“Why is it that everybody is so eager to use military force?” Obama recently and plaintively asked about Ukraine. In reality, nobody is. What actual earthlings are eager for is sending military assistance to Ukraine’s woefully equipped forces.
That’s what the interim prime minister asked for when he visited here in March — and was denied. Two months later, military assistance was the first thing Petro Poroshenko, Ukraine’s newly elected president, said he wanted from the United States. Note: not boots on the ground.
Same for Syria. It was Obama, not his critics, who went to the brink of a military strike over the use of chemical weapons. From which he then flinched. Critics have been begging Obama to help train and equip the outmanned and outgunned rebels — a policy to which he now intimates he might finally be coming around.

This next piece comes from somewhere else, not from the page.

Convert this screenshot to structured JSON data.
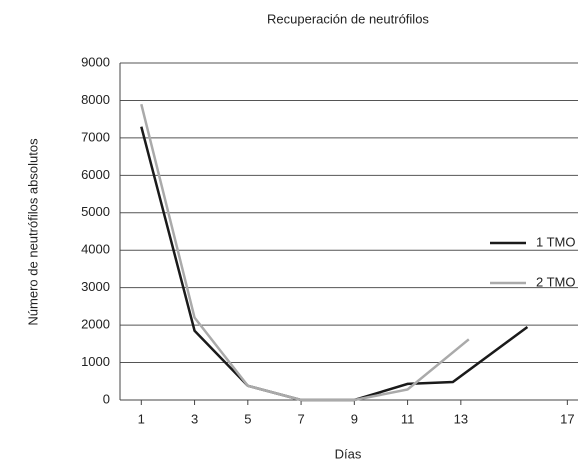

Three years late. Qusair, Homs, and major suburbs of Damascus have already been retaken by the government. The battle has by now so decisively tilted toward Assad — backed by Russia, Iran, and Hezbollah, while Obama dithered — that Assad is holding triumphal presidential elections next week.
Amid all this, Obama seems unaware of how far his country has fallen.
Read the whole thing, of course.
After five-plus years of watching Professor Ditherton Wiggleroom’s endless Hamlet act, there’s but one safe conclusion to draw. It isn’t that he makes bad decisions — every president makes mistakes. It’s that he takes so long to come to a decision, and that decision is so often at odds with his previous pronouncements, that our allies have decided Wiggleroom isn’t to be trusted and our adversaries know he isn’t often to be feared. He’s good for a drone strike, and the occasional outburst of leading from behind, but about the only thing you can rely on is that chaos will follow in his wake.